A comprehensive development programme is underway globally with five registrational trials in HER2-expressing metastatic breast and gastric cancers including a trial in patients with metastatic breast cancer and low levels of HER2 expression. Phase II trials are underway for HER2-expressing advanced colorectal cancer, as well as metastatic non-squamous HER2-overexpressing or HER2-mutated non-small cell lung cancer. Trials in combination with other anticancer treatments, such as immunotherapy, are also underway.

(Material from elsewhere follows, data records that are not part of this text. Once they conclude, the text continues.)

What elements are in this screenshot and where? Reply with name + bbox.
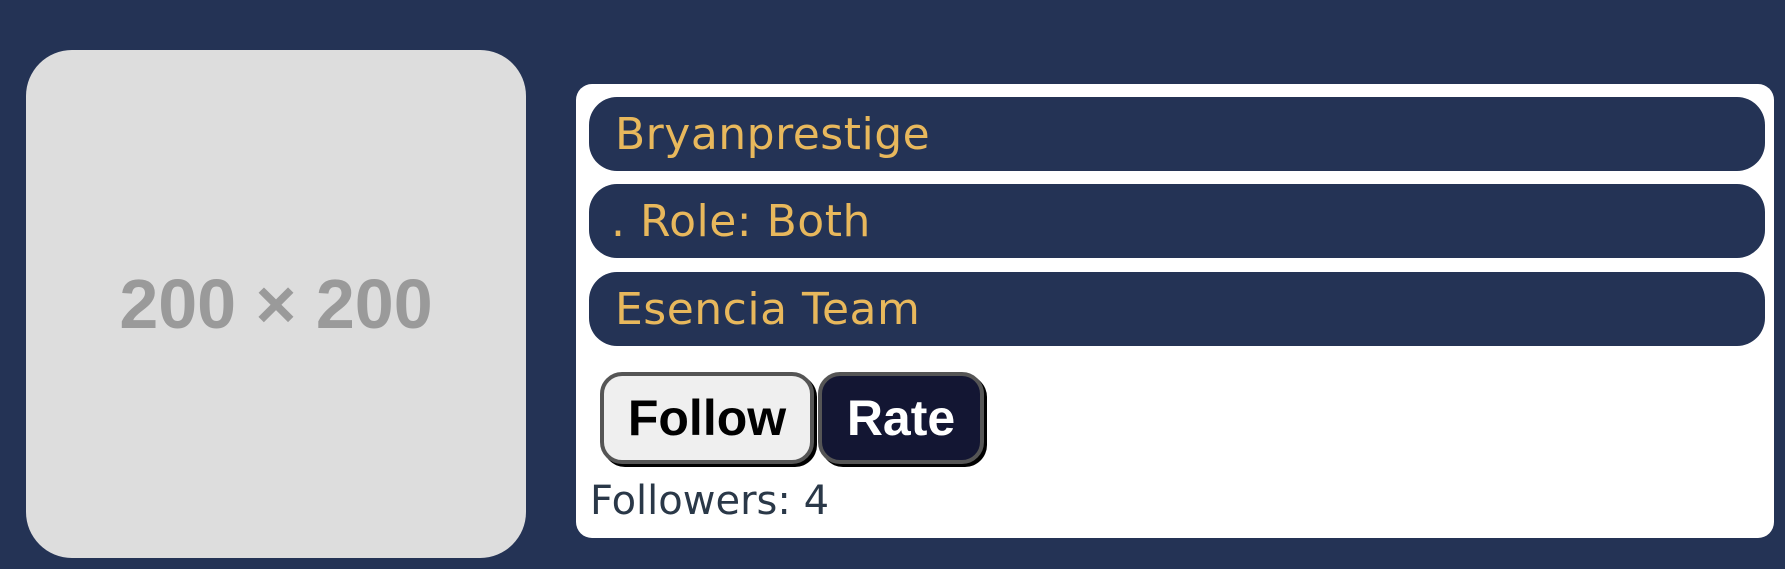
role-label: . Role: Both [611,195,871,247]
username-pill: Bryanprestige [589,97,1765,171]
team-label: Esencia Team [615,283,921,335]
rate-button[interactable]: Rate [818,372,984,464]
followers-count: Followers: 4 [590,478,829,524]
username-label: Bryanprestige [615,108,931,160]
action-buttons: Follow Rate [600,372,984,464]
profile-card: Bryanprestige . Role: Both Esencia Team … [576,84,1774,538]
followers-label: Followers: [590,478,804,524]
page: { "avatar": { "placeholder_text": "200 ×… [0,0,1785,569]
follow-button[interactable]: Follow [600,372,814,464]
avatar-placeholder: 200 × 200 [26,50,526,558]
role-pill: . Role: Both [589,184,1765,258]
avatar-placeholder-text: 200 × 200 [119,265,433,343]
followers-number: 4 [803,478,830,524]
team-pill: Esencia Team [589,272,1765,346]
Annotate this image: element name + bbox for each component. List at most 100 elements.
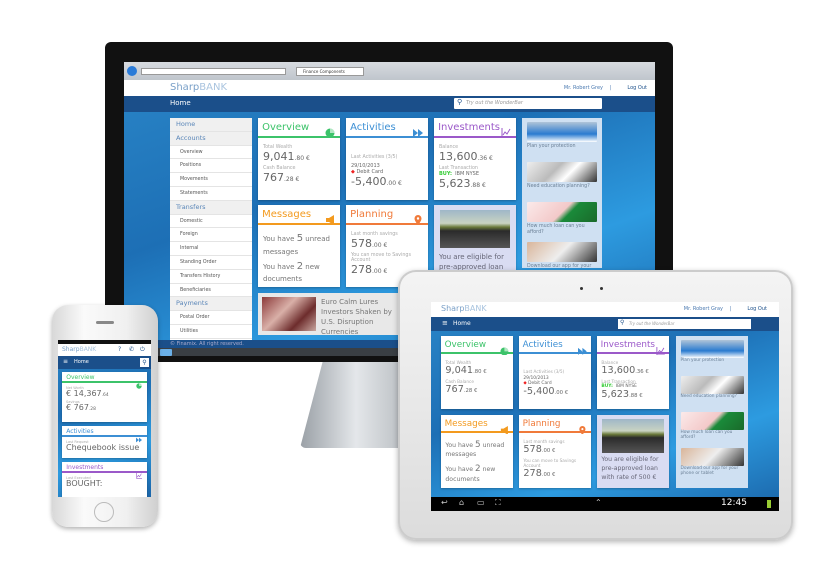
nav-home[interactable]: Home: [74, 359, 89, 365]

Collaboration between AstraZeneca and Daiichi Sankyo

In March 2019, AstraZeneca and Daiichi Sankyo entered into a global collaboration to jointly develop and commercialise Enhertu worldwide, except in Japan where Daiichi Sankyo maintains exclusive rights. Daiichi Sankyo is solely responsible for manufacturing and supply.

AstraZeneca in Oncology

AstraZeneca has a deep-rooted heritage in oncology and offers a quickly growing portfolio of new medicines that has the potential to transform patients’ lives and the Company’s future. With at least six new medicines to be launched between 2014 and 2020, and a broad pipeline of small molecules and biologics in development, the Company is committed to advance oncology as a key growth driver for AstraZeneca focused on lung, ovarian, breast and blood cancers. In addition to AstraZeneca’s main capabilities, the Company is actively pursuing innovative partnerships and investments that accelerate the delivery of our strategy, as illustrated by the investment in Acerta Pharma in haematology.

By harnessing the power of four scientific platforms – Immuno-Oncology, Tumour Drivers and Resistance, DNA Damage Response and Antibody Drug Conjugates – and by championing the development of personalised combinations, AstraZeneca has the vision to redefine cancer treatment and one day eliminate cancer as a cause of death.